“Yet since his film’s premiere early this year, Asghar Farhadi has found success inside and outside his home country with “A Separation,” the film resonating with audiences who read it alternately as a deeply felt domestic drama and a finely crafted sociopolitical allegory. When the film premiered at the Berlin International Film Festival, it walked away with the Golden Bear, the festival’s top prize, as well as awards recognizing the film’s lead actor and actress. The film, which opens in Los Angeles on Dec. 30, has gone on to be one of the most universally celebrated of the year. It was recently still running a rare 100% rating on the review aggregation website Rotten Tomatoes, based on more than two dozen reviews. It was a box office hit within Iran and was chosen to represent the country as its submission for the Academy Award for best foreign language film………..”
I find it interesting that under the repressive theocracy Iranian films have thrived. Arguably the best films in the Middle East over the past three decades have been produced in Iran, with many of them winning international prizes. I have always thought that is because film-makers, like all artists and authors, need to get more creative and more subtle in their messages under less open regimes. (North Korea, Saudi Arabia, and the Taliban would be exceptions to this rule).

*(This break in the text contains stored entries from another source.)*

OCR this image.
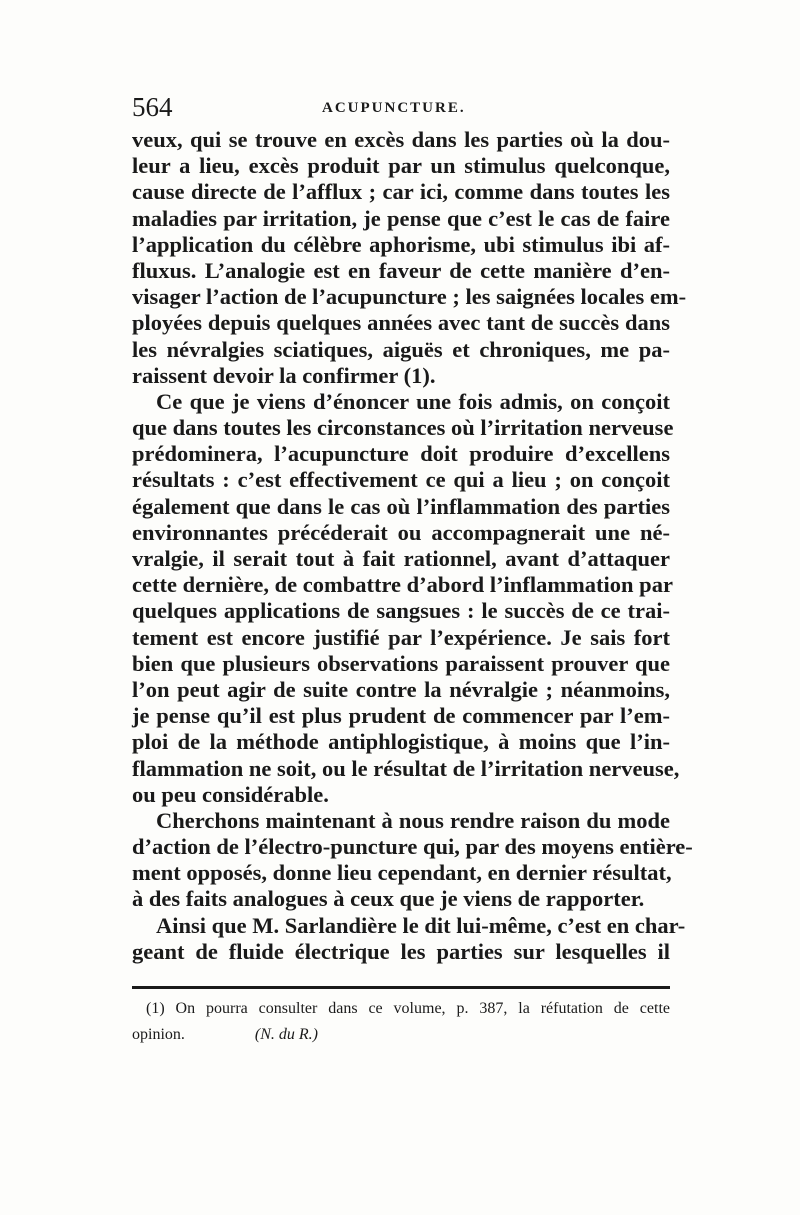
564	ACUPUNCTURE.
veux, qui se trouve en excès dans les parties où la dou-
leur a lieu, excès produit par un stimulus quelconque,
cause directe de l’afflux ; car ici, comme dans toutes les
maladies par irritation, je pense que c’est le cas de faire
l’application du célèbre aphorisme, ubi stimulus ibi af-
fluxus. L’analogie est en faveur de cette manière d’en-
visager l’action de l’acupuncture ; les saignées locales em-
ployées depuis quelques années avec tant de succès dans
les névralgies sciatiques, aiguës et chroniques, me pa-
raissent devoir la confirmer (1).
Ce que je viens d’énoncer une fois admis, on conçoit
que dans toutes les circonstances où l’irritation nerveuse
prédominera, l’acupuncture doit produire d’excellens
résultats : c’est effectivement ce qui a lieu ; on conçoit
également que dans le cas où l’inflammation des parties
environnantes précéderait ou accompagnerait une né-
vralgie, il serait tout à fait rationnel, avant d’attaquer
cette dernière, de combattre d’abord l’inflammation par
quelques applications de sangsues : le succès de ce trai-
tement est encore justifié par l’expérience. Je sais fort
bien que plusieurs observations paraissent prouver que
l’on peut agir de suite contre la névralgie ; néanmoins,
je pense qu’il est plus prudent de commencer par l’em-
ploi de la méthode antiphlogistique, à moins que l’in-
flammation ne soit, ou le résultat de l’irritation nerveuse,
ou peu considérable.
Cherchons maintenant à nous rendre raison du mode
d’action de l’électro-puncture qui, par des moyens entière-
ment opposés, donne lieu cependant, en dernier résultat,
à des faits analogues à ceux que je viens de rapporter.
Ainsi que M. Sarlandière le dit lui-même, c’est en char-
geant de fluide électrique les parties sur lesquelles il
(1) On pourra consulter dans ce volume, p. 387, la réfutation de cette
opinion.	(N. du R.)
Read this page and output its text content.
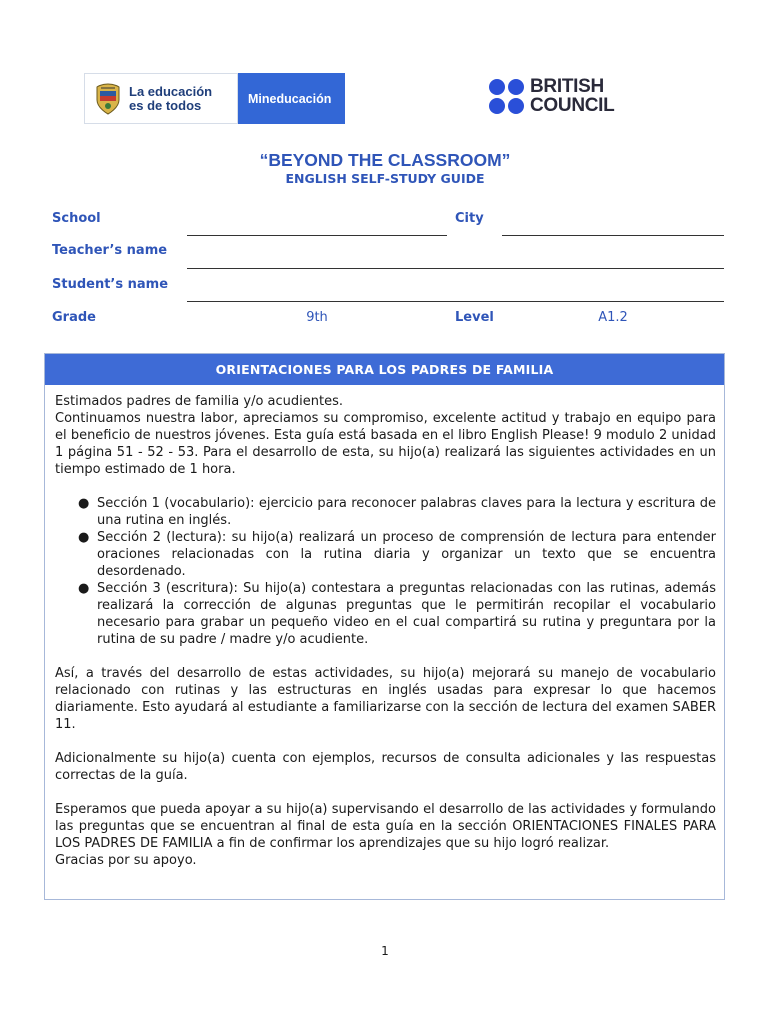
La educación
es de todos	Mineducación
BRITISH
COUNCIL
“BEYOND THE CLASSROOM”
ENGLISH SELF-STUDY GUIDE
School	City
Teacher’s name
Student’s name
Grade	9th	Level	A1.2
ORIENTACIONES PARA LOS PADRES DE FAMILIA

Estimados padres de familia y/o acudientes.

Continuamos nuestra labor, apreciamos su compromiso, excelente actitud y trabajo en equipo para el beneficio de nuestros jóvenes. Esta guía está basada en el libro English Please! 9 modulo 2 unidad 1 página 51 - 52 - 53. Para el desarrollo de esta, su hijo(a) realizará las siguientes actividades en un tiempo estimado de 1 hora.

● Sección 1 (vocabulario): ejercicio para reconocer palabras claves para la lectura y escritura de una rutina en inglés.
● Sección 2 (lectura): su hijo(a) realizará un proceso de comprensión de lectura para entender oraciones relacionadas con la rutina diaria y organizar un texto que se encuentra desordenado.
● Sección 3 (escritura): Su hijo(a) contestara a preguntas relacionadas con las rutinas, además realizará la corrección de algunas preguntas que le permitirán recopilar el vocabulario necesario para grabar un pequeño video en el cual compartirá su rutina y preguntara por la rutina de su padre / madre y/o acudiente.

Así, a través del desarrollo de estas actividades, su hijo(a) mejorará su manejo de vocabulario relacionado con rutinas y las estructuras en inglés usadas para expresar lo que hacemos diariamente. Esto ayudará al estudiante a familiarizarse con la sección de lectura del examen SABER 11.

Adicionalmente su hijo(a) cuenta con ejemplos, recursos de consulta adicionales y las respuestas correctas de la guía.

Esperamos que pueda apoyar a su hijo(a) supervisando el desarrollo de las actividades y formulando las preguntas que se encuentran al final de esta guía en la sección ORIENTACIONES FINALES PARA LOS PADRES DE FAMILIA a fin de confirmar los aprendizajes que su hijo logró realizar.

Gracias por su apoyo.

1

The Iranians may have some competition at the Oscars. My unreliable source tells me fhe Saudi government is working on a film about the life and times of their Mufti Shaikh al Al Al Shaikh. Meanwhile the al-Nahayan rulers of the UAE plan new film about their late father Zayed Bin Sultan al-Nahayan. The film may star Sean Connery or Abe Vigoda (assuming he is alive): one of them will play Zayed, the other his brother Shakhboot whom he overthrew and made to disappear along with his sons. None of the films will cover the loves and marriages of the two worthies.